Para Aidar, a Constituição é clara, quando aponta que o advogado é indispensável à administração da Justiça. No entanto, a Lei 10.259/01, sancionada em julho passado, conta com um dispositivo que prevê a dispensa do advogado nas ações com o limite de até 20 salários mínimos (R$ 3.600,00). “Nos Juizados Especiais Estaduais, a grande maioria dos juizes já atentou para o fato da importância da presença do advogado para orientar o cidadão nas suas causas, porque para ele sua pequena causa tem grande importância e é assim que tem de ser considerada”, diz.

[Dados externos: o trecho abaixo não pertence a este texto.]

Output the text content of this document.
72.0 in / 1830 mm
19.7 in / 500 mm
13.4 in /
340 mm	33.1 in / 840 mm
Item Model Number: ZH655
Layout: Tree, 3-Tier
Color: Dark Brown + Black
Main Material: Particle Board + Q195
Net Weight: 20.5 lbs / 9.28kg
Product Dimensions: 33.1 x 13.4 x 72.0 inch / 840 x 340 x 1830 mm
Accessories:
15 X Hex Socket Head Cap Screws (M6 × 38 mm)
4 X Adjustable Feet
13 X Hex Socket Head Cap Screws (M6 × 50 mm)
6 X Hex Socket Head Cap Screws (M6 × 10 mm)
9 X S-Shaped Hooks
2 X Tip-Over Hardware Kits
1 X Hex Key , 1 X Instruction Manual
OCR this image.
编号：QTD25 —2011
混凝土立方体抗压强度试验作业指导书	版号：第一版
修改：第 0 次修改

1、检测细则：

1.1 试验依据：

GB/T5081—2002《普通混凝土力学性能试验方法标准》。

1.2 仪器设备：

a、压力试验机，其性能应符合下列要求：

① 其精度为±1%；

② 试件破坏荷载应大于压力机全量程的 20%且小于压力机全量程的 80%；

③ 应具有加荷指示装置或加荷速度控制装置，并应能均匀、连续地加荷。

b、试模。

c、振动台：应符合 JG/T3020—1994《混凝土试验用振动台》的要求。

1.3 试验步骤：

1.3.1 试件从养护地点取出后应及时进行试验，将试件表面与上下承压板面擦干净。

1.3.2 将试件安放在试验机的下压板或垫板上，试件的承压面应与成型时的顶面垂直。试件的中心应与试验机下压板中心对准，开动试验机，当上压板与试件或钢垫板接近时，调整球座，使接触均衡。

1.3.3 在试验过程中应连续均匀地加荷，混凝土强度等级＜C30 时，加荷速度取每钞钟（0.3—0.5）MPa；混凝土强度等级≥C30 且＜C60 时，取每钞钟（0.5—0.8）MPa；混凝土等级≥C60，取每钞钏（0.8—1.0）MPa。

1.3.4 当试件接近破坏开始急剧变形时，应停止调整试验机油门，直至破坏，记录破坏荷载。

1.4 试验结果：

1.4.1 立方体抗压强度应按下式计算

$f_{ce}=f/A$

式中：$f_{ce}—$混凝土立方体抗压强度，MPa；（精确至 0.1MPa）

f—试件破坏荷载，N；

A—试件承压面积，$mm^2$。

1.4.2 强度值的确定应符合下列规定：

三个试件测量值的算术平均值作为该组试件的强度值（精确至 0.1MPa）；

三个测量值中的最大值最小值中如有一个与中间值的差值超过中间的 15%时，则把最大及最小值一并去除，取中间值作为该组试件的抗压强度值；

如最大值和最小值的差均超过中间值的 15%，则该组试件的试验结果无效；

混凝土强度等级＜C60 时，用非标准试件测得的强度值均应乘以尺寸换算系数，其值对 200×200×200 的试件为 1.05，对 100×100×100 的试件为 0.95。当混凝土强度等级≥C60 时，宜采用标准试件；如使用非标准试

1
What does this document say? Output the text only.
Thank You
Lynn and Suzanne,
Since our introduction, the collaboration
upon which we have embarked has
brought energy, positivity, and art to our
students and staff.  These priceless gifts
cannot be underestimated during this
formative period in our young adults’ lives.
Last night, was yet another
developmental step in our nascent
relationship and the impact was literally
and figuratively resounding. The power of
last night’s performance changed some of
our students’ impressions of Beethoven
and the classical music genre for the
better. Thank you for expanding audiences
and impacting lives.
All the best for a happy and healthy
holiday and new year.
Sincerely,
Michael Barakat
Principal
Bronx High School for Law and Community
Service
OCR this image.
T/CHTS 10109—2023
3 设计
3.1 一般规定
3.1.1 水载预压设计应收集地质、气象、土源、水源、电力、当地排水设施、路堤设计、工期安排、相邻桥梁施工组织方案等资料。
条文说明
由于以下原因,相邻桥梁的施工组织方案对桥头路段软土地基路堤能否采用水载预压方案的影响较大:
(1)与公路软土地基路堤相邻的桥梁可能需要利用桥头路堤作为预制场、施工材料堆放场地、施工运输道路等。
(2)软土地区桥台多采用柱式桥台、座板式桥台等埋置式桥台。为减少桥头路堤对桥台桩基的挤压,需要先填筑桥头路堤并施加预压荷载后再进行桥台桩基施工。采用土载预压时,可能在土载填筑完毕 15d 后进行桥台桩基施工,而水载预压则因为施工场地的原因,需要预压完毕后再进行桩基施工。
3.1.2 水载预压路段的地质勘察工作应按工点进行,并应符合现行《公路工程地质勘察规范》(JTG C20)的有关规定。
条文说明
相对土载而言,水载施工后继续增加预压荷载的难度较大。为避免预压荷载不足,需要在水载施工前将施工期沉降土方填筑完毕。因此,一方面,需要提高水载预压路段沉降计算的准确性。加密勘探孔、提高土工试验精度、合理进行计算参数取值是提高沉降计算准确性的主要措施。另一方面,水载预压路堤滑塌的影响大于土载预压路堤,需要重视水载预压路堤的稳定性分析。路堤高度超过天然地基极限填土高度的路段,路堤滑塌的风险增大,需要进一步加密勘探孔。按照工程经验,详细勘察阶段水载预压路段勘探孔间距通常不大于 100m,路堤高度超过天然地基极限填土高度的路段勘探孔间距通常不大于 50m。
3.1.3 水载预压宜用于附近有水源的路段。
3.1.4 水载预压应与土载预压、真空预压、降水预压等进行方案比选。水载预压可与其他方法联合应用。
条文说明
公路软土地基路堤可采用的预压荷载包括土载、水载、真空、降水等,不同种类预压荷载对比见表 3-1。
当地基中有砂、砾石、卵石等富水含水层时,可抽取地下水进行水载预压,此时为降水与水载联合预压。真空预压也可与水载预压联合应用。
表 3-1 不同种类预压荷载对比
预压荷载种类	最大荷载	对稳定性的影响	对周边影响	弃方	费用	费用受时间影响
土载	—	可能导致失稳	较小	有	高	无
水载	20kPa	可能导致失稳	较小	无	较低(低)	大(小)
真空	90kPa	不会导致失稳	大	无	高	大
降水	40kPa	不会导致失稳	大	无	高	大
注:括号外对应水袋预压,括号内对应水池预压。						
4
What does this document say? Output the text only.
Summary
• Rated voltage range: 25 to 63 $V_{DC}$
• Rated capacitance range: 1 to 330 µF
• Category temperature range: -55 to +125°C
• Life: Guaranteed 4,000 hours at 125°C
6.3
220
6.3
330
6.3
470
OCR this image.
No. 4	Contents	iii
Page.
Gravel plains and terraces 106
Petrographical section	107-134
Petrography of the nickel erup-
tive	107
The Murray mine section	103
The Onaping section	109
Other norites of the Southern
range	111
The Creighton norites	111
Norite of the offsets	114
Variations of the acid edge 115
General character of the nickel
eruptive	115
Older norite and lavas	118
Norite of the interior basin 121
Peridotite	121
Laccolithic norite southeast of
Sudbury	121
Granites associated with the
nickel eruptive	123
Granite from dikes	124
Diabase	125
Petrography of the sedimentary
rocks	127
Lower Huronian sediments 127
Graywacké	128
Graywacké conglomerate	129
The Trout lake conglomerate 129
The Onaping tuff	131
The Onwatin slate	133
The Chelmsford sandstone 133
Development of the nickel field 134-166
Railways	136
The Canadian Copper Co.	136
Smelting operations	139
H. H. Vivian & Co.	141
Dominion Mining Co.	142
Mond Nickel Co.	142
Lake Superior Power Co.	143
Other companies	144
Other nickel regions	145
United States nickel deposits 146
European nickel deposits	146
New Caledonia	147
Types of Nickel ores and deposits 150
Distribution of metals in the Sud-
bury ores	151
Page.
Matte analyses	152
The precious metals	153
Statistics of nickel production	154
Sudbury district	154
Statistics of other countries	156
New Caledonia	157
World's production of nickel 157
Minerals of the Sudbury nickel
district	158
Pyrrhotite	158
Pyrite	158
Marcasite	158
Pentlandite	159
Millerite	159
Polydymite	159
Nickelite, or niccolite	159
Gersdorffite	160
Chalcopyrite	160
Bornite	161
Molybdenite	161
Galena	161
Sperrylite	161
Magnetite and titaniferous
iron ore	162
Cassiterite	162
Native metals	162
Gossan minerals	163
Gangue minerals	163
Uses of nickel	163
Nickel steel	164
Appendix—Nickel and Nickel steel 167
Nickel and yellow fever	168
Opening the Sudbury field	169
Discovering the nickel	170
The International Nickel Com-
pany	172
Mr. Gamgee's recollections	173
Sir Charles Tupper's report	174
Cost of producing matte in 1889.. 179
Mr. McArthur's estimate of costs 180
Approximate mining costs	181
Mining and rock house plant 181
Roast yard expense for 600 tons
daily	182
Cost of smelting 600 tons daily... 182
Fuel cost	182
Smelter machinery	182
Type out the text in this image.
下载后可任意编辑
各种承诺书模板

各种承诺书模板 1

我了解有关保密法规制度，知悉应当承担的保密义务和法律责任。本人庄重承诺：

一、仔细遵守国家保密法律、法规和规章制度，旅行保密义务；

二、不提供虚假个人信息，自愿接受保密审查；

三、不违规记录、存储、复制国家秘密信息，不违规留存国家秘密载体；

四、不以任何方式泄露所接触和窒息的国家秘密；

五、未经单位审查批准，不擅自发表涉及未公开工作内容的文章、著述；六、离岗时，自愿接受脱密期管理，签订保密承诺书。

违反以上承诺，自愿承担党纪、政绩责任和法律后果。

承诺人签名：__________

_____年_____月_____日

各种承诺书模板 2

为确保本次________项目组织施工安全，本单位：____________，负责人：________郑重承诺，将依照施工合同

O presidente da OAB-SP também destaca a importância dos quatro Juizados Especiais Federais que começam a funcionar em São Paulo, encurtando de 6 anos para dois meses, provavelmente, a solução de um litígio contra a União. “ A morosidade da Judiciário adia a Justiça e cria o sentimento da impunidade”, diz Aidar, que ressalta também a agilidade dos Juizados na fase de execução, que na Justiça Comum demora tanto quanto a ação.” No novo Juizado os procedimentos serão simplificados e haverá um prazo de 60 dias para o pagamento das indenizações concedidas, sem necessidade de emissão de precatórios judiciais, que se tornou um pesadelo de quem é credor do Estado”, garante Aidar.
Nos primeiros seis meses, a maior parte dos Juizados Especiais da Justiça Federal vai julgar apenas processos previdenciários, como revisão de aposentadorias, pensões e benefícios que não foram concedidos. As sentenças não podem ultrapassar 60 salários mínimos – R$ 10,8 mil. As causas de natureza criminal só serão abrangidas nos casos em que a pena alcance privação de liberdade por até dois anos.